Erika menghela nafas lega, ia menatap punggung orang itu yang sudah berjalan menuju ke kamarnya. "Tumben mas Jimmy pulang kemari?" gumam Erika penuh tanya. "Semoga saja ini bukan pertanda buruk untukku."
Bagi Erika bisa melihat lelaki itu di apartemen ini sungguh kejadian yang sangat langka. Saat baru saja ingin melangkah keluar dari kamar, Erika kembali mencium aroma pewangi yang membuatnya merasa mual. Ia berlari masuk ke dalam kamar mandi yang ada di dalam kamarnya. Perutnya terasa campur aduk tak karuan, bahkan karena hal itu semua isi di dalam perutnya terkuras habis keluar.
Ia menyiram bekas muntahannya di dalam closet, kemudian Erika berjalan menuju ke wastafel untuk membasuh wajahnya. "Kenapa sih ini? Nggak biasanya aku kayak gini." gumam Erika yang merasa aneh dengan dirinya sendiri. Ia pun membuka sebuah laci yang memang biasa ia pakai untuk menyimpan masker dan benda kecil lainnya, seperti kaos kaki dan lain-lain.

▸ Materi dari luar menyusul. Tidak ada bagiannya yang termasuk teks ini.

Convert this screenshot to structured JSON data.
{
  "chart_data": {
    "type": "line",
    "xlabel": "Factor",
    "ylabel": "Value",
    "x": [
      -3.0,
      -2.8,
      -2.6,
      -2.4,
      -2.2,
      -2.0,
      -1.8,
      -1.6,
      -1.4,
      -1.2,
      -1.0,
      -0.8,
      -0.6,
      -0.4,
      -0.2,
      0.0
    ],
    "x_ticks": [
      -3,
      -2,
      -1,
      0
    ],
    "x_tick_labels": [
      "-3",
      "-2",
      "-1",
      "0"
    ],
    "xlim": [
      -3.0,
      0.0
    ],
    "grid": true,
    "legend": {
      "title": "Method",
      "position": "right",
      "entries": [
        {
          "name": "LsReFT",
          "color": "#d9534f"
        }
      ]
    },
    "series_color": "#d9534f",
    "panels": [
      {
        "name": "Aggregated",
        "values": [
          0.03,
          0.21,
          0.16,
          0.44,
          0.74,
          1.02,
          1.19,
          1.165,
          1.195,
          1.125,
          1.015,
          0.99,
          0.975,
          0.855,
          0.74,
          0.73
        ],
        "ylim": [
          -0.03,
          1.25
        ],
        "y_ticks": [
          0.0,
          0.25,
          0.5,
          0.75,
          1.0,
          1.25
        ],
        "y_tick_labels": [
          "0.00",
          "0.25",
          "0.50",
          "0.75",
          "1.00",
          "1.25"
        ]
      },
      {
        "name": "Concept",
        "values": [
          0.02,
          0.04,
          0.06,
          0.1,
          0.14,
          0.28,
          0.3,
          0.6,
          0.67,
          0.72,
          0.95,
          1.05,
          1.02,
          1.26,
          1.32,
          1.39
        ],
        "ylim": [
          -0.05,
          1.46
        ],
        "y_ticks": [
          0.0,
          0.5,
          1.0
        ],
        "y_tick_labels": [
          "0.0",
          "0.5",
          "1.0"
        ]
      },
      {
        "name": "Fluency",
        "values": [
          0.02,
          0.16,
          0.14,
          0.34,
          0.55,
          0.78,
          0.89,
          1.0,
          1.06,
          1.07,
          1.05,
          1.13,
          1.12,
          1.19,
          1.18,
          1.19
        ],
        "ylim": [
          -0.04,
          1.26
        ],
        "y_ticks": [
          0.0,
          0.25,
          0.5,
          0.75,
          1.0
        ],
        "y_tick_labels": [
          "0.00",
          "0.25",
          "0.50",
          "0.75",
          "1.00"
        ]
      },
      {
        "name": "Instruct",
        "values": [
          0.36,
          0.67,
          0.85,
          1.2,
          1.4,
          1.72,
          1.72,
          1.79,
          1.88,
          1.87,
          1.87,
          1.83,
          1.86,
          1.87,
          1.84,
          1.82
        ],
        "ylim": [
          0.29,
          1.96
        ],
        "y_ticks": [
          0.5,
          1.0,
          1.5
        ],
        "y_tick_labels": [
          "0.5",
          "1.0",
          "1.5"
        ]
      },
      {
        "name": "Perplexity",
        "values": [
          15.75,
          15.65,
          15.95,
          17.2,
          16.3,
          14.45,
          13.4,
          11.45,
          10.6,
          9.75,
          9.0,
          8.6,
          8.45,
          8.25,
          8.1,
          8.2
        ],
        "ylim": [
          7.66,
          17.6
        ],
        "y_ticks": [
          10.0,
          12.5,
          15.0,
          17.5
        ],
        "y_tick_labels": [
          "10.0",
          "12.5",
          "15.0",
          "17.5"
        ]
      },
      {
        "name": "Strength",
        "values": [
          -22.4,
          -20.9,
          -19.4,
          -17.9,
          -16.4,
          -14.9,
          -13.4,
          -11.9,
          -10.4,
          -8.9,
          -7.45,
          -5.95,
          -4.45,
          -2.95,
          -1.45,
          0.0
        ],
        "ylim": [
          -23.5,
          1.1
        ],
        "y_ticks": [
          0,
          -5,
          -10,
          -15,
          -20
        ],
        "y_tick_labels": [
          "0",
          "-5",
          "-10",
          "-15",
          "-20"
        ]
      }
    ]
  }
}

Setelah mengenakan masker, ia keluar kamar membuatkan makanan untuk Jimmy. Kelebihan Erika yang lain adalah, ia sangat pandai memasak. Bahkan masakannya bisa di sandingkan dengan masakan koki restoran mewah sekalipun.

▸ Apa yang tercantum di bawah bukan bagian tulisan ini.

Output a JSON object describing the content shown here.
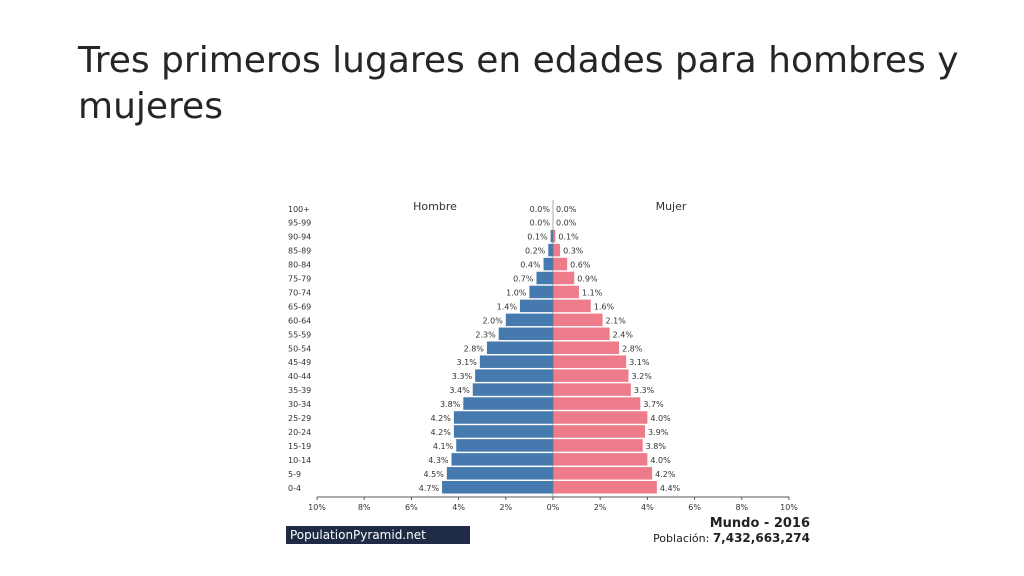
{
  "slide": {
    "title": "Tres primeros lugares en edades para hombres y mujeres"
  },
  "chart_data": {
    "type": "bar",
    "subtype": "population-pyramid",
    "categories": [
      "100+",
      "95-99",
      "90-94",
      "85-89",
      "80-84",
      "75-79",
      "70-74",
      "65-69",
      "60-64",
      "55-59",
      "50-54",
      "45-49",
      "40-44",
      "35-39",
      "30-34",
      "25-29",
      "20-24",
      "15-19",
      "10-14",
      "5-9",
      "0-4"
    ],
    "series": [
      {
        "name": "Hombre",
        "color": "#4679ad",
        "values": [
          0.0,
          0.0,
          0.1,
          0.2,
          0.4,
          0.7,
          1.0,
          1.4,
          2.0,
          2.3,
          2.8,
          3.1,
          3.3,
          3.4,
          3.8,
          4.2,
          4.2,
          4.1,
          4.3,
          4.5,
          4.7
        ],
        "labels": [
          "0.0%",
          "0.0%",
          "0.1%",
          "0.2%",
          "0.4%",
          "0.7%",
          "1.0%",
          "1.4%",
          "2.0%",
          "2.3%",
          "2.8%",
          "3.1%",
          "3.3%",
          "3.4%",
          "3.8%",
          "4.2%",
          "4.2%",
          "4.1%",
          "4.3%",
          "4.5%",
          "4.7%"
        ]
      },
      {
        "name": "Mujer",
        "color": "#ee7b8a",
        "values": [
          0.0,
          0.0,
          0.1,
          0.3,
          0.6,
          0.9,
          1.1,
          1.6,
          2.1,
          2.4,
          2.8,
          3.1,
          3.2,
          3.3,
          3.7,
          4.0,
          3.9,
          3.8,
          4.0,
          4.2,
          4.4
        ],
        "labels": [
          "0.0%",
          "0.0%",
          "0.1%",
          "0.3%",
          "0.6%",
          "0.9%",
          "1.1%",
          "1.6%",
          "2.1%",
          "2.4%",
          "2.8%",
          "3.1%",
          "3.2%",
          "3.3%",
          "3.7%",
          "4.0%",
          "3.9%",
          "3.8%",
          "4.0%",
          "4.2%",
          "4.4%"
        ]
      }
    ],
    "x_ticks": [
      "10%",
      "8%",
      "6%",
      "4%",
      "2%",
      "0%",
      "2%",
      "4%",
      "6%",
      "8%",
      "10%"
    ],
    "xlim": [
      -10,
      10
    ],
    "grid": false
  },
  "footer": {
    "brand": "PopulationPyramid.net",
    "region_title": "Mundo - 2016",
    "population_label": "Población:",
    "population_value": "7,432,663,274"
  }
}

Beberapa hidangan sudah siap di meja makan. Capcay, ikan saus pedas, cumi goreng tepung, dan tak lupa kerupuk sebagai pelengkap. Erika membersihkan dapur yang sedikit berantakan. Setelah selesai ia berniat untuk kembali ke kamarnya melanjutkan ketikan bab novelnya.
"Kamu mau kemana? Temani aku makan!" ucap Jimmy tiba-tiba yang sudah terlihat fresh setelah keluar dari kamarnya dengan nada memerintah.

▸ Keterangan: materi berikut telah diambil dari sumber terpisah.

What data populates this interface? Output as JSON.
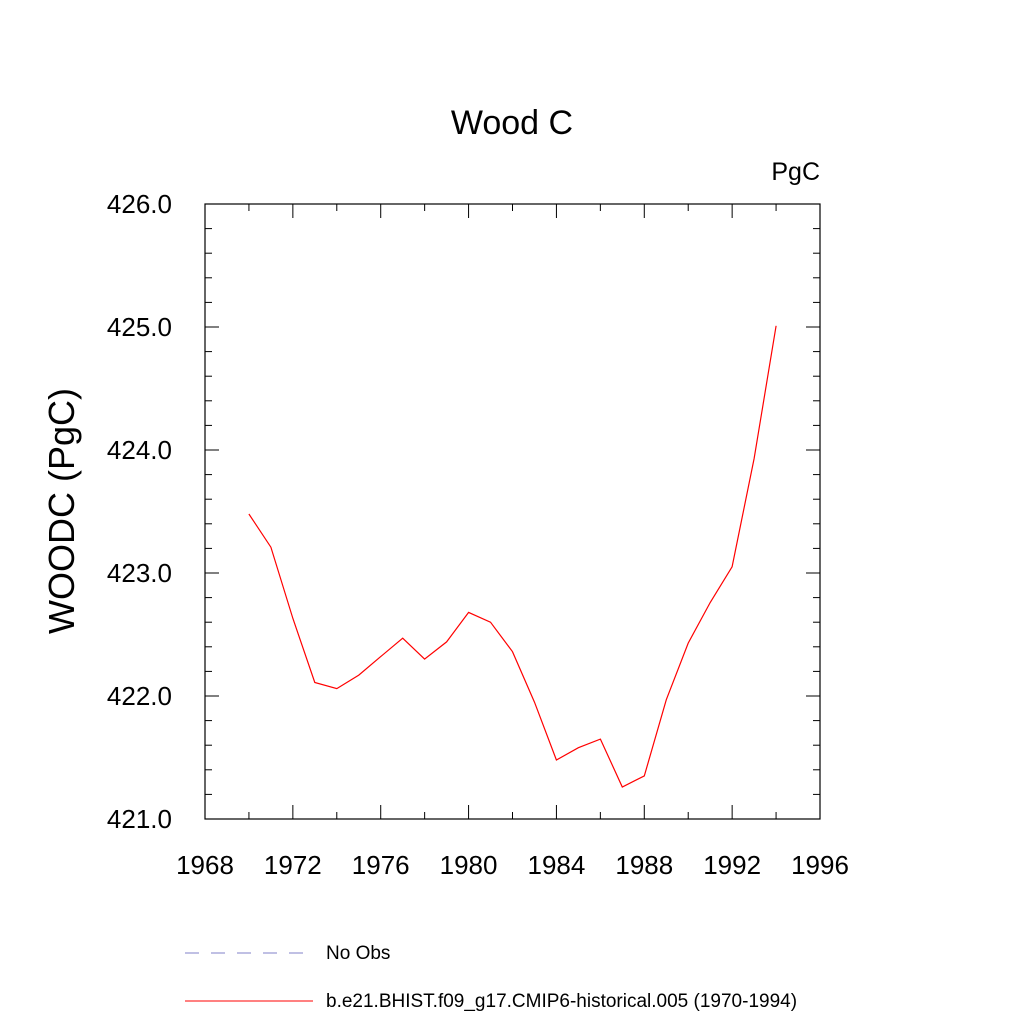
{
  "chart_data": {
    "type": "line",
    "title": "Wood C",
    "units_label": "PgC",
    "xlabel": "",
    "ylabel": "WOODC  (PgC)",
    "xlim": [
      1968,
      1996
    ],
    "ylim": [
      421.0,
      426.0
    ],
    "x_ticks": [
      1968,
      1972,
      1976,
      1980,
      1984,
      1988,
      1992,
      1996
    ],
    "x_tick_labels": [
      "1968",
      "1972",
      "1976",
      "1980",
      "1984",
      "1988",
      "1992",
      "1996"
    ],
    "y_ticks": [
      421.0,
      422.0,
      423.0,
      424.0,
      425.0,
      426.0
    ],
    "y_tick_labels": [
      "421.0",
      "422.0",
      "423.0",
      "424.0",
      "425.0",
      "426.0"
    ],
    "grid": false,
    "legend_position": "bottom",
    "series": [
      {
        "name": "No Obs",
        "color": "#8080c8",
        "style": "dashed",
        "x": [],
        "values": []
      },
      {
        "name": "b.e21.BHIST.f09_g17.CMIP6-historical.005 (1970-1994)",
        "color": "#ff0000",
        "style": "solid",
        "x": [
          1970,
          1971,
          1972,
          1973,
          1974,
          1975,
          1976,
          1977,
          1978,
          1979,
          1980,
          1981,
          1982,
          1983,
          1984,
          1985,
          1986,
          1987,
          1988,
          1989,
          1990,
          1991,
          1992,
          1993,
          1994
        ],
        "values": [
          423.48,
          423.21,
          422.63,
          422.11,
          422.06,
          422.17,
          422.32,
          422.47,
          422.3,
          422.44,
          422.68,
          422.6,
          422.36,
          421.95,
          421.48,
          421.58,
          421.65,
          421.26,
          421.35,
          421.97,
          422.43,
          422.76,
          423.05,
          423.93,
          425.01
        ]
      }
    ]
  }
}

Erika melihat ke sumber suara. "Iya." jawabnya singkat. Lalu ia kembali berjalan menuju ke meja makan.
"Kamu sakit?" tanya Jimmy yang kini sudah duduk di kursi.
"Eng-enggak,"
"Kenapa pakai masker?"
"Tadi bersin-bersin terus, jadi aku memakai masker, mas. Mungkin ini gejala flu." jawab Erika yang tangannya cekatan mengambilkan nasi dan lauk untuk Jimmy. Sebenarnya ia tak bermaksud berbohong, tapi hubungan antara dirinya dan Jimmy yang seperti ada sekat pembatas. Membuat Erika lebih memilih untuk tidak mengatakan yang sebenarnya. Karena Erika sendiri juga tidak tahu apa yang terjadi dengan tubuhnya.
"Oh, kalau sakit pergilah berobat. Jangan sampai Mama menceramahiku karena hal kecil seperti ini." ucap Jimmy seolah tak peduli dan tidak ingin di salahkan jika sesuatu terjadi pada Erika nantinya. Ia selalu memakai alasan 'Mama' jika ingin menunjukkan perhatian kepada Erika.
"I-iya." jawab Erika singkat.
Jimmy mulai memakan makanannya, sedangkan Erika hanya duduk diam menemani Jimmy. 'Sudah lama mas Jimmy tidak pernah kemari semenjak kejadian itu. Tapi kenapa hari ini dia datang? Apa ada hal penting yang ingin ia bicarakan denganku?' batin Erika sambil menatap Jimmy tak berkedip.
"Ehem ... Jangan menatapku seperti itu, aku tak akan tergoda lagi olehmu." ucap Jimmy memberi peringatan.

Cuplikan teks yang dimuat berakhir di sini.